What is less well known is that the inverse of this situation is also true, that our feelings can also lead to certain ways of thinking or certain thoughts.
Sometimes, when we have strong feelings, we can take these as being ‘evidence’ of the truth of our negative thoughts, but this emotional reasoning can cause us all sorts of problems.
For these reasons we argue that emotions are very poor indicators of reality.
Emotional Reasoning in Action
Examples of emotional reasoning include scenarios such as:
- Hayley’s partner has been spending the last month working over at the office due to some IT problems that need to be solved. Hayley is starting to feel jealous and suspicious of her partner and, on the basis of these feelings, concludes that her partner is having an affair with a co-worker.
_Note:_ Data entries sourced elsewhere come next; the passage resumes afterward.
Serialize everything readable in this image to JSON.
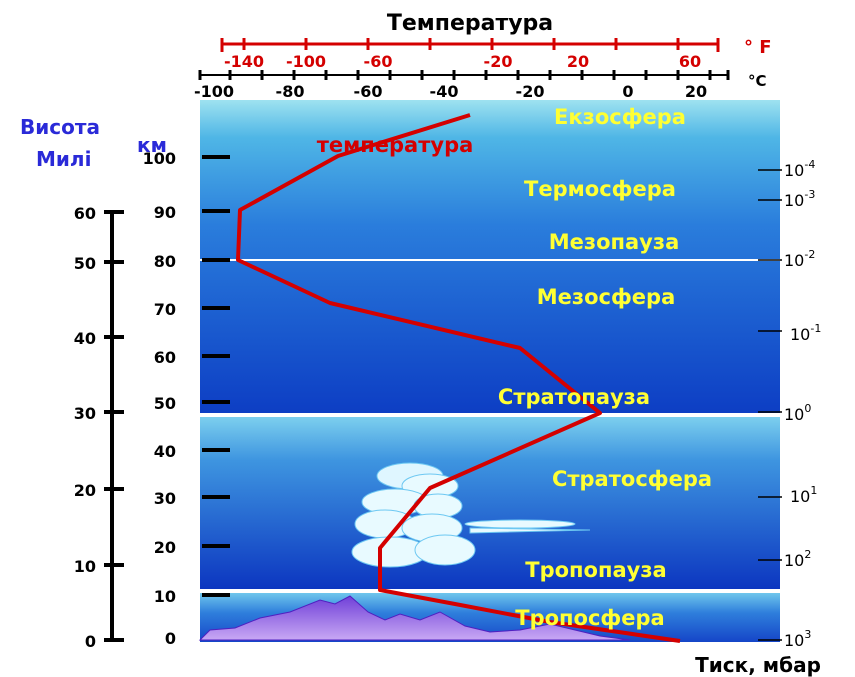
{
  "top_axis_title": "Температура",
  "fahrenheit": {
    "unit": "° F",
    "ticks": [
      "-140",
      "-100",
      "-60",
      "-20",
      "20",
      "60"
    ],
    "color": "#d40000"
  },
  "celsius": {
    "unit": "°C",
    "ticks": [
      "-100",
      "-80",
      "-60",
      "-40",
      "-20",
      "0",
      "20"
    ]
  },
  "left_axes": {
    "height_label": "Висота",
    "km_label": "км",
    "miles_label": "Милі",
    "km_ticks": [
      "100",
      "90",
      "80",
      "70",
      "60",
      "50",
      "40",
      "30",
      "20",
      "10",
      "0"
    ],
    "mile_ticks": [
      "60",
      "50",
      "40",
      "30",
      "20",
      "10",
      "0"
    ]
  },
  "pressure_axis": {
    "title": "Тиск, мбар",
    "ticks": [
      {
        "base": "10",
        "exp": "-4"
      },
      {
        "base": "10",
        "exp": "-3"
      },
      {
        "base": "10",
        "exp": "-2"
      },
      {
        "base": "10",
        "exp": "-1"
      },
      {
        "base": "10",
        "exp": "0"
      },
      {
        "base": "10",
        "exp": "1"
      },
      {
        "base": "10",
        "exp": "2"
      },
      {
        "base": "10",
        "exp": "3"
      }
    ]
  },
  "layers": {
    "exosphere": "Екзосфера",
    "thermosphere": "Термосфера",
    "mesopause": "Мезопауза",
    "mesosphere": "Мезосфера",
    "stratopause": "Стратопауза",
    "stratosphere": "Стратосфера",
    "tropopause": "Тропопауза",
    "troposphere": "Тропосфера"
  },
  "curve_label": "температура",
  "colors": {
    "sky_top": "#7fd6ea",
    "sky_mid": "#1f6fd8",
    "sky_deep": "#0a2fb8",
    "curve": "#d40000",
    "layer_text": "#ffff33"
  }
}
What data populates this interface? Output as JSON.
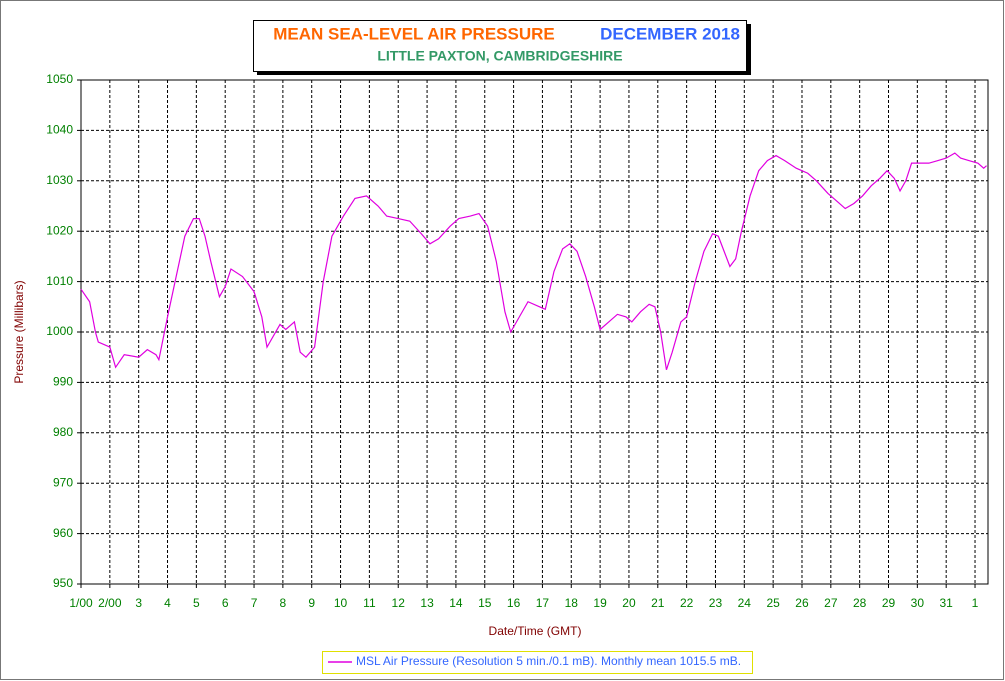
{
  "chart_data": {
    "type": "line",
    "title": "MEAN SEA-LEVEL AIR PRESSURE",
    "title_date": "DECEMBER 2018",
    "subtitle": "LITTLE PAXTON, CAMBRIDGESHIRE",
    "xlabel": "Date/Time (GMT)",
    "ylabel": "Pressure (Millibars)",
    "xlim": [
      0,
      31.45
    ],
    "ylim": [
      950,
      1050
    ],
    "yticks": [
      950,
      960,
      970,
      980,
      990,
      1000,
      1010,
      1020,
      1030,
      1040,
      1050
    ],
    "xticks": [
      {
        "value": 0,
        "label": "1/00"
      },
      {
        "value": 1,
        "label": "2/00"
      },
      {
        "value": 2,
        "label": "3"
      },
      {
        "value": 3,
        "label": "4"
      },
      {
        "value": 4,
        "label": "5"
      },
      {
        "value": 5,
        "label": "6"
      },
      {
        "value": 6,
        "label": "7"
      },
      {
        "value": 7,
        "label": "8"
      },
      {
        "value": 8,
        "label": "9"
      },
      {
        "value": 9,
        "label": "10"
      },
      {
        "value": 10,
        "label": "11"
      },
      {
        "value": 11,
        "label": "12"
      },
      {
        "value": 12,
        "label": "13"
      },
      {
        "value": 13,
        "label": "14"
      },
      {
        "value": 14,
        "label": "15"
      },
      {
        "value": 15,
        "label": "16"
      },
      {
        "value": 16,
        "label": "17"
      },
      {
        "value": 17,
        "label": "18"
      },
      {
        "value": 18,
        "label": "19"
      },
      {
        "value": 19,
        "label": "20"
      },
      {
        "value": 20,
        "label": "21"
      },
      {
        "value": 21,
        "label": "22"
      },
      {
        "value": 22,
        "label": "23"
      },
      {
        "value": 23,
        "label": "24"
      },
      {
        "value": 24,
        "label": "25"
      },
      {
        "value": 25,
        "label": "26"
      },
      {
        "value": 26,
        "label": "27"
      },
      {
        "value": 27,
        "label": "28"
      },
      {
        "value": 28,
        "label": "29"
      },
      {
        "value": 29,
        "label": "30"
      },
      {
        "value": 30,
        "label": "31"
      },
      {
        "value": 31,
        "label": "1"
      }
    ],
    "grid": true,
    "x": [
      0,
      0.3,
      0.5,
      0.6,
      1.0,
      1.2,
      1.5,
      2.0,
      2.3,
      2.6,
      2.7,
      3.0,
      3.3,
      3.6,
      3.9,
      4.1,
      4.3,
      4.5,
      4.8,
      5.0,
      5.2,
      5.6,
      6.0,
      6.27,
      6.45,
      6.9,
      7.1,
      7.4,
      7.6,
      7.8,
      8.1,
      8.4,
      8.7,
      9.1,
      9.5,
      9.9,
      10.3,
      10.6,
      11.0,
      11.4,
      11.8,
      12.1,
      12.4,
      12.8,
      13.1,
      13.5,
      13.8,
      14.1,
      14.4,
      14.7,
      14.9,
      15.2,
      15.5,
      15.9,
      16.1,
      16.4,
      16.7,
      16.95,
      17.2,
      17.5,
      17.8,
      18.0,
      18.3,
      18.6,
      18.9,
      19.1,
      19.4,
      19.7,
      19.9,
      20.1,
      20.3,
      20.5,
      20.8,
      21.0,
      21.3,
      21.6,
      21.9,
      22.1,
      22.3,
      22.5,
      22.7,
      22.9,
      23.2,
      23.5,
      23.8,
      24.1,
      24.4,
      24.8,
      25.2,
      25.5,
      25.9,
      26.2,
      26.5,
      26.8,
      27.1,
      27.4,
      27.7,
      27.95,
      28.2,
      28.4,
      28.6,
      28.8,
      29.1,
      29.4,
      29.7,
      30.0,
      30.3,
      30.5,
      30.8,
      31.1,
      31.3,
      31.4
    ],
    "series": [
      {
        "name": "MSL Air Pressure (Resolution 5 min./0.1 mB). Monthly mean 1015.5 mB.",
        "color": "#e000e0",
        "values": [
          1008.5,
          1006,
          1000,
          998,
          997,
          993,
          995.5,
          995,
          996.5,
          995.5,
          994.5,
          1003,
          1011,
          1019,
          1022.5,
          1022.5,
          1019,
          1014,
          1007,
          1009,
          1012.5,
          1011,
          1008,
          1003,
          997,
          1001.5,
          1000.5,
          1002,
          996,
          995,
          997,
          1010,
          1019,
          1023,
          1026.5,
          1027,
          1025,
          1023,
          1022.5,
          1022,
          1019.5,
          1017.5,
          1018.5,
          1021,
          1022.5,
          1023,
          1023.5,
          1021,
          1014,
          1004,
          1000,
          1003,
          1006,
          1005,
          1004.5,
          1012,
          1016.5,
          1017.5,
          1016,
          1011,
          1005,
          1000.5,
          1002,
          1003.5,
          1003,
          1002,
          1004,
          1005.5,
          1005,
          1000,
          992.5,
          996,
          1002,
          1003,
          1010,
          1016,
          1019.5,
          1019,
          1016,
          1013,
          1014.5,
          1020,
          1027,
          1032,
          1034,
          1035,
          1034,
          1032.5,
          1031.5,
          1030,
          1027.5,
          1026,
          1024.5,
          1025.5,
          1027,
          1029,
          1030.5,
          1032,
          1030.5,
          1028,
          1030,
          1033.5,
          1033.5,
          1033.5,
          1034,
          1034.5,
          1035.5,
          1034.5,
          1034,
          1033.5,
          1032.5,
          1033
        ]
      }
    ]
  }
}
- Indi has had a feeling of guilt come over him out of the blue. He concludes that he must have done something to feel guilty about otherwise he wouldn’t be having guilty feelings.
- Sophie is experiencing strong feelings of fear despite there being nothing going on around her. She decides that something must be about to happen that is going to be bad.
Many times, your feelings are the product of a thought or idea that you are having at a sub-conscious level, that is below your awareness.
Human beings have a very sophisticated mind and many of our day-to-day activities and functions are managed by the unconscious part of our brains.
Experts estimate that we have between 6,000 and 80,000 thoughts everyday which is an enormous amount of thinking.
If we had to have all of those thought consciously (with full awareness) then it is doubtful that we would ever have much time for anything else.
So, bear in mind that a large part of our cognitive activity is going on below the level of our awareness and may give rise to emotional experiences or feelings without them necessarily meaning anything significant about the environment that we are in when we experience them.